The first season, subtitled The People v. O.J. Simpson will center around the murder of trial of O.J. Simpson.
What is the Murder Trial of O.J. Simpson?
For many people, the murder trial of O.J. Simpson is a long distant memory. But, let us break down what happened. The O.J. Simpson murder case, officially the People of the State of California v. Orenthal James Simpson started in 1994 and ended in October 1995. O.J. Simpson would be acquitted after a trial that lasted more than eight months.
The former professional football star and actor O.J. Simpson was tried on two counts of murder after the deaths of his ex-wife, Nicole Brown Simpson, and waiter Ronald Lyle Goldman, in June 1994.
O.J. Simpson hired one of the best defense teams in the country, initially led by Robert Shapiro, and later led by Johnnie Cochrane, F. Lee Bailey, Alan Deshowitz, Robert Kardashian, Gerald Uelmen, Robert Blasier, and Carl E. Douglas, and two more attorneys specializing in DNA evidence including Barry Scheck and Peter Neuefeld for a grand total of 10 attorneys.

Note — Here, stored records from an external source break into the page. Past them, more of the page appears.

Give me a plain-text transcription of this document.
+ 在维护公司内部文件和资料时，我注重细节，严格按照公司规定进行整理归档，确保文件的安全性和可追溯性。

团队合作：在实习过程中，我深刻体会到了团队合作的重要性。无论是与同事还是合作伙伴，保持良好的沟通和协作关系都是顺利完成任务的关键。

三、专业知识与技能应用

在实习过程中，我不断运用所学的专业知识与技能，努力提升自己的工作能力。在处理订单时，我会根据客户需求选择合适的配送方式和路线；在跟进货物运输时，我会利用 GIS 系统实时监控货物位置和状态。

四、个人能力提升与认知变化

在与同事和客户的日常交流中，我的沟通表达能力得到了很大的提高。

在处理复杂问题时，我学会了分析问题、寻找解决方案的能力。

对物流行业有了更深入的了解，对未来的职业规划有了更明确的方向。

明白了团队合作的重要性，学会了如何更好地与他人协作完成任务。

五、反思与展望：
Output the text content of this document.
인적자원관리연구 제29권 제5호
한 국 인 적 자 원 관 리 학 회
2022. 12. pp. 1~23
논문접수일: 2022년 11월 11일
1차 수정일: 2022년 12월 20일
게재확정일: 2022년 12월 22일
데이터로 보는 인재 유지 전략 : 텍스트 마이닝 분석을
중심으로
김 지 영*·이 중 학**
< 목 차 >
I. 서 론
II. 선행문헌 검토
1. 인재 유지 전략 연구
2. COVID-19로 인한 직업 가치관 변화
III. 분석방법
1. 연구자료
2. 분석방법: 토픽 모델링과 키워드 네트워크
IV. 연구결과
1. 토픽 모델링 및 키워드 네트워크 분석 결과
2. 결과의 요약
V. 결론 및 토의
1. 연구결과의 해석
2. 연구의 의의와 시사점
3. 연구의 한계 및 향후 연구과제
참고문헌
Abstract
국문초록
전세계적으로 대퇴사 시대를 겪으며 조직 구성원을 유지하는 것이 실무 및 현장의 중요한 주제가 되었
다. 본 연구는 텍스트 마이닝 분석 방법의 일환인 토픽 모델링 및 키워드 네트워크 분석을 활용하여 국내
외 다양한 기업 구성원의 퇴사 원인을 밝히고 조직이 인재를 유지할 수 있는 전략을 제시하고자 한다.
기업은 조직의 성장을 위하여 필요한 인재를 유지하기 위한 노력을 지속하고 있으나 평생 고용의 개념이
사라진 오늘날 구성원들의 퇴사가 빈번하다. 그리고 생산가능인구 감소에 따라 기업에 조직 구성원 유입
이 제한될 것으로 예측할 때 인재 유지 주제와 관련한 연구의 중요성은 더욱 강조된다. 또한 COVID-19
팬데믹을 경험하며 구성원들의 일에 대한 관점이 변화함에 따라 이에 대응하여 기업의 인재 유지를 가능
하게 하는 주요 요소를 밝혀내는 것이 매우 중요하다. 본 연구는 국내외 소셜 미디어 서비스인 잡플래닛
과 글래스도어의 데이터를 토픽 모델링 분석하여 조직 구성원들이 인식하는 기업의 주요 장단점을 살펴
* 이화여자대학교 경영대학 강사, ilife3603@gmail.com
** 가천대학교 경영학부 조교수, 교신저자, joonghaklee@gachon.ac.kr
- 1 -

Los Angeles County thought they had a great case, but Cochran was able to persuade the jurors that there was reasonable doubt about the DNA evidence, including a blood-sample that had been allegedly mishandled by lab scientists and techs, and about the circumstances surrounding the evidence.
Cochran and the defense team also argued misconduct by the Los Angeles Police Department.
The murder trial of O.J. Simpson has been described as one of the most followed criminal trials in American history. In fact by the end of the criminal trial, national survey’s showed that the trial racially divided the country.
Later Brown and the Goldman families sued O.J. Simpson for damages in a civil trial that came to a total of $40 million. On February 6, 1997, a jury unanimously found that there was a preponderance of evidence to hold O.J. Simpson liable for damages in the wrongful death of Goldman and batter of Brown.